Stick Games and Activities
Sticks are surprisingly versatile as a crafting material. Collecting the right kind of twig for the project is a skill and an entertaining activity itself. Pinterest is full of ideas for kids stick projects, many of which you can do in your own garden or local park.
Stick from The Stick Badge is actually a stick insect. We came up with a straightforward way to create a stick insect with a stick from the garden, pipe cleaners and googly eyes. This was a great way to reinforce some learning we had previously done on insects and camouflage.
Winnie-the-Pooh’s 50 Things to do Before You’re 5 ¾ is a list of outdoor activities for children. It. would not be a comprehensive list if it didn’t include Poohsticks, and this would not be a complete blog post about sticks if I didn’t include it too. This classic childhood game requires a twig and a bridge over a river.
July 2020’s Mud and Bloom box came with a cool stick activity that my 5-year-old loved. The craft in this kit was to collect sticks to make a raft. It’s a good chance for your Squirrels to practise the things they learned in the Stick Badge by challenging them to select suitable sticks. String, material, clay and paints for the sails are included.
Mud and Bloom boxes are expensive, but they come with high-quality materials for four or five activities. The packages are designed for kids aged 3+, but they require lots of parental help. Even if you don’t want to or cannot buy the boxes, they can serve as an excellent source of inspiration for seasonably appropriate outdoor crafts. Here are a couple more examples of things to do with sticks from Mud and Bloom:
- December 2019’s stick activity is making twig star decorations.

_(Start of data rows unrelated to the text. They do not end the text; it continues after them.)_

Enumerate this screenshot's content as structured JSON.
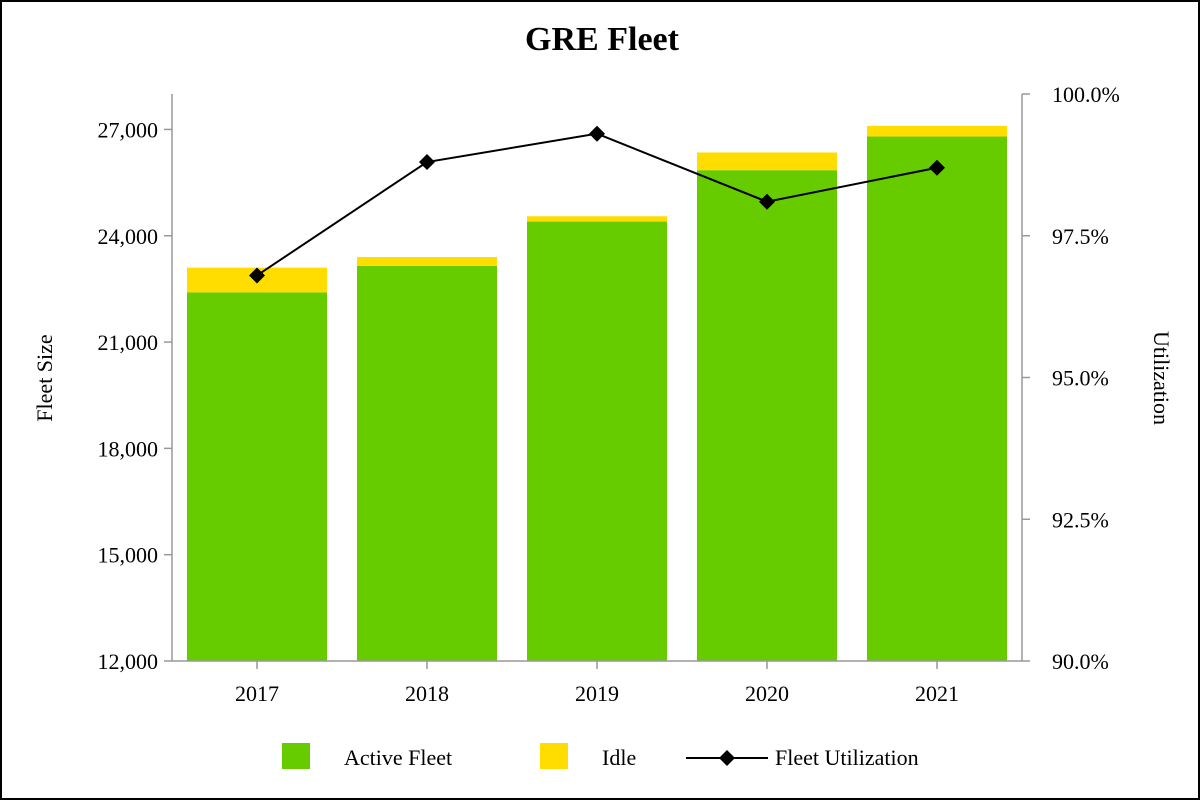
{
  "chart_data": {
    "type": "bar",
    "title": "GRE Fleet",
    "xlabel": "",
    "ylabel": "Fleet Size",
    "y2label": "Utilization",
    "categories": [
      "2017",
      "2018",
      "2019",
      "2020",
      "2021"
    ],
    "ylim": [
      12000,
      28000
    ],
    "yticks": [
      "12,000",
      "15,000",
      "18,000",
      "21,000",
      "24,000",
      "27,000"
    ],
    "y2lim": [
      90.0,
      100.0
    ],
    "y2ticks": [
      "90.0%",
      "92.5%",
      "95.0%",
      "97.5%",
      "100.0%"
    ],
    "stacked": true,
    "series": [
      {
        "name": "Active Fleet",
        "kind": "bar",
        "color": "#66cc00",
        "values": [
          22400,
          23150,
          24400,
          25850,
          26800
        ]
      },
      {
        "name": "Idle",
        "kind": "bar",
        "color": "#ffdd00",
        "values": [
          700,
          250,
          150,
          500,
          300
        ]
      },
      {
        "name": "Fleet Utilization",
        "kind": "line",
        "axis": "right",
        "color": "#000000",
        "marker": "diamond",
        "values": [
          96.8,
          98.8,
          99.3,
          98.1,
          98.7
        ]
      }
    ],
    "grid": false,
    "legend": "bottom"
  }
}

- August 2020’s stick activity is a twig picture frame.
Read Stick Man by Julia Donaldson
Stick Man by Julia Donaldson has become a classic children’s book. The story is the sad tale of a Stickman. He is taken away from his family by a series of unfortunate circumstances but eventually finds his way back through kindness. However, during his adventures, the story explores the many different ways that sticks can be used for play. Stick uses in the book include Poohsticks, a mast for a flag, a sword for a knight, a pen, a bow, a bat, a boomerang and an arm for a snowman.
More Hey Duggee Resources
- The Hey Duggee Sticky Sticker Activity Book is full of activities based around the Stick Badge. However, it is probably the weakest of all the available sticker books.
- This versatile Hey Duggee toy includes Stick and Duggee’s sunglasses from this episode. It comes with accessories from The Voice Badge, Pizza Badge and more.
- This set of Hey Duggee figurines comes with Stick and Duggee in his Stick Badge rave outfit.
- The Hey Duggee website also has a free pattern for a felt Stick if you are feeling creative.